DESCONSTRUÇÃO ANALÍTICA DE UM QUADRO

Quadro em técnica mista Rocha de Sousa

Lasso, perplexo, passei uma tarde quase inteira procurando catálogos das minhas exposições, fotografias, textos, restos de mim, consciente de que esses materiais estão sempre num certo lugar da estante à direita, hoje impossível de arrumar com a respectiva reordenação das muitas publicações. Há coisas, sonbretudo livros, que parecem simplesmente desaparecer. Raramente os reencontro: é como se o meu habitat e eu mesmo nos estivéssemos a afastar no espaço e no tempo, lixo da galáxia mais tarde ou mais cedo absorvido pelo mais próximo buraco negro.
Lá me socorri deste quadro, de uma série de técnica mista que apresentei na galeria 111, por volta de 80. Trata-se de uma peça pluridimensional, com base em fotografias, reproduções através de scaner, entre colagens, coisas redesenhadas, tudo numa viagem pelo tempo e pelas nossas vidas sempre salpicadas de momentos genealógicos, as tias santas e tuberculosas da época própria, prontas a subir ao céu levadas por figuras diáfanas e deixando entre nós, enviesados, registos precisos dos artista do tempo. Aqui se pode viajar de cima para baixo ou ao contrário, e também da esquerda para a direita, nos diversos patamares onde a história começa a atingir os prolongamentos próximos de uma família dividida por diversos lugares e até continentes. O quadro não explica nada disto, não é sequer a sua função principal, mas se a arte emudecer de vez, incapaz de enriquecer a sua autonomia com reflexões expressivas acerca das nossas vidas, memórias, afectos, sinais de sonhos que só a morte pode vir a esconder, então a civilização a que pertencemos terá sucumbido. Uma arte que só se contempla a si própria e ignora as realidades da condição humana, não é quase nada, fará parte das estradas poeirentas dos museus fechados do futuro.

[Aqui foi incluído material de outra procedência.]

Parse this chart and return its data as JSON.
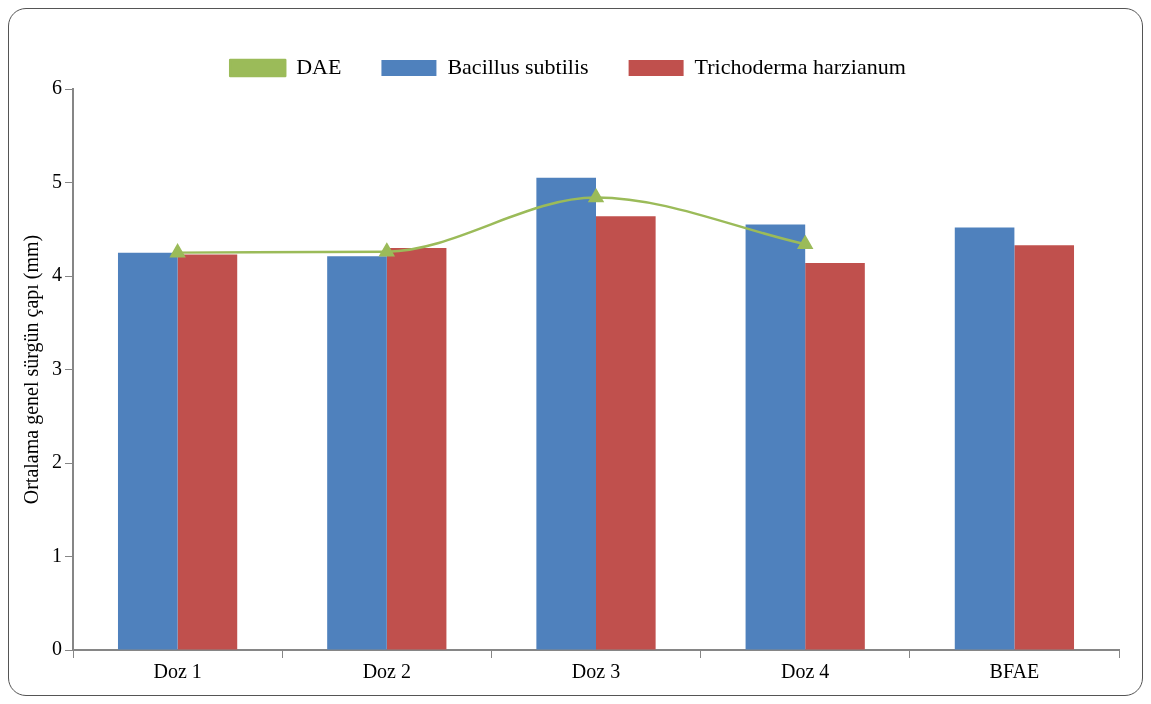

Destaco uma parte, contendo, sobreposta, a última tia, presumo que seja ela, professora primária na serra do Espinhaço de Cão e a ganhar dezanove escudos por mês, tendo casa, haveres quotidianos, mas privada, ali tão longe, de abastecer a sua subsistência alimentar. Talvez as figuras angelicais sobre quem ela se recorta, um pouco torta para se perceber que a moldura era verdadeira, ajudem também a minimizar o desentendimento fácil com a estrutura das medianas do campo. Cena ao alto, na metade superior da composição, isso implica a provável dignificação da prática, da entrega, da ascese, entre fotografias em pose e uma cabeça cheia de rostos jovens serranos, escuros, ouvindo a história dos reis de Portugal.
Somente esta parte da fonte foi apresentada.